As part of Marygrove’s larger focus on urban leadership, the College has formed what is known as the Marygrove Urban Agenda initiative (MUA). MUA was developed to help local high school students develop leadership skills to find ways they can have a positive impact on the communities where they live and go to school.
With help from a grant from Campus Compact and program leader Marygrove professor Tal Levy, fifty students from Mumford and Cody high schools came to Marygrove to discuss the concept of peer mediation as a way to find solutions to the problems of learning in their schools—specifically violence.
As these students are trained in peer mediation, they learn practical ways they can take control and manage difficult and/or violent situations. These “peer mediators,” then discuss the ideas with other students to advance the concept.
Levy’s inspiration for the MUA evolved from a Wayne State University Urban Agenda (UA) program. The original UA program was created by his mentor and friend, the late Otto Feinstein, a political scientist and activist for social justice from Wayne State University, Levy’s alma mater. The UA program was originally an exercise in political and civic literacy—it called for enhancing students’ understanding of the political process by participating in political gatherings with students from other colleges and universities.
When Levy started teaching at Marygrove in 2005, he introduced students of his introductory political science class to the UA program and then decided to create a program to fit the needs of Marygrove and its surrounding communities. He redesigned the UA program into the MUA.

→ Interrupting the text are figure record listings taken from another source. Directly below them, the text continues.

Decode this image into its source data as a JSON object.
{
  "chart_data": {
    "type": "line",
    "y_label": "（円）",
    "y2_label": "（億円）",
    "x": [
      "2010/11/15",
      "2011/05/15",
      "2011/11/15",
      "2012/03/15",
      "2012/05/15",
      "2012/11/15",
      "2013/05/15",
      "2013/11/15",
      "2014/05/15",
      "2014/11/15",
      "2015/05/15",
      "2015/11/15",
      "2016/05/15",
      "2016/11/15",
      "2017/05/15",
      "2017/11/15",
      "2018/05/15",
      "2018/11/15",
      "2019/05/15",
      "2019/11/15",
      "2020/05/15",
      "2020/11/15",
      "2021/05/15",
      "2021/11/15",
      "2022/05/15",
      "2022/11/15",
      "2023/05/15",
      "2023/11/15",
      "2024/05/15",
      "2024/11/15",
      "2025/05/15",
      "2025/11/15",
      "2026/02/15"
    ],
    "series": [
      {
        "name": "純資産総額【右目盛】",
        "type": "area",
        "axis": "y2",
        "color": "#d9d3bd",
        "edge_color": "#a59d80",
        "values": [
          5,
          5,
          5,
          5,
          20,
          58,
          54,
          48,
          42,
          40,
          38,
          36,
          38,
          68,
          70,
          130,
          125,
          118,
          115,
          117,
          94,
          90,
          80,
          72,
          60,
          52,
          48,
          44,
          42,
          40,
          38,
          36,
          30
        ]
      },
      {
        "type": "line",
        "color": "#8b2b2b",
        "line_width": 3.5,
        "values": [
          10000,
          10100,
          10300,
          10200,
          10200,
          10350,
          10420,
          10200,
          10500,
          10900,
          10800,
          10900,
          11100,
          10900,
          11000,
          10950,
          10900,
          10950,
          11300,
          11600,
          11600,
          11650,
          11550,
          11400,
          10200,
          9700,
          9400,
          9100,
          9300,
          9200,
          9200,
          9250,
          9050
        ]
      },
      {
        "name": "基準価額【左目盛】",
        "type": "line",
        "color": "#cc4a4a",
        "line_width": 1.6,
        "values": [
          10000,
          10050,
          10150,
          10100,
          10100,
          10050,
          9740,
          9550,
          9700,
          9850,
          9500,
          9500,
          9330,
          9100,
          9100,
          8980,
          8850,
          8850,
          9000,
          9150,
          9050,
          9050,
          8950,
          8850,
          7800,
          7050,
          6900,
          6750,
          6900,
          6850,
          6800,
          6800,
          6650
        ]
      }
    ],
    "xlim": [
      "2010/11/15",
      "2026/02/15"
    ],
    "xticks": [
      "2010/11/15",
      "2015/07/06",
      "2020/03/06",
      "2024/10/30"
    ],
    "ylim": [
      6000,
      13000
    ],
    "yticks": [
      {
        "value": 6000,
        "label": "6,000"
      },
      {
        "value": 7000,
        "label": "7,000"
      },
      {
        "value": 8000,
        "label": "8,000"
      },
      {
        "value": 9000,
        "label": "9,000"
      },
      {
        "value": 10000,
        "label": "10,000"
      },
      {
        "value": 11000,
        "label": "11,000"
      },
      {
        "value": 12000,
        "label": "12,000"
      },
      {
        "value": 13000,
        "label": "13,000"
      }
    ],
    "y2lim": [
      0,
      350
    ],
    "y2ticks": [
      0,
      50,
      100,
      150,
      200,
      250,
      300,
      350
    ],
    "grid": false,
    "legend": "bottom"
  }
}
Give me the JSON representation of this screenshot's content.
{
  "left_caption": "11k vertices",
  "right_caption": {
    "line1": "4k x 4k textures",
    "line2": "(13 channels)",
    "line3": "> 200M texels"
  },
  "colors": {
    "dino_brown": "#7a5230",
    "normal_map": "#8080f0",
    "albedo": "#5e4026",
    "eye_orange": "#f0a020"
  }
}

“I especially like the idea of bringing local high school students to Marygrove and helping them try to solve some of the problems they experience at their respective schools and communities,” said Levy. “The students suggest fresh ideas to address problems and effective techniques to implement them. I also like the fact that Marygrove students participate in the program as role models for the high school students.”
Levy is also launching the Marygrove Urban Teaching Agenda (MUTA), also available by a grant from Campus Compact which just began this year.
“We are looking for both undergraduate and graduate Marygrove College students who have experience in tutoring Math and English,” said Levy. “We want them to volunteer their time at Mumford High School to help students who have difficulties in those subjects and one way to do it is by getting student tutors involved.”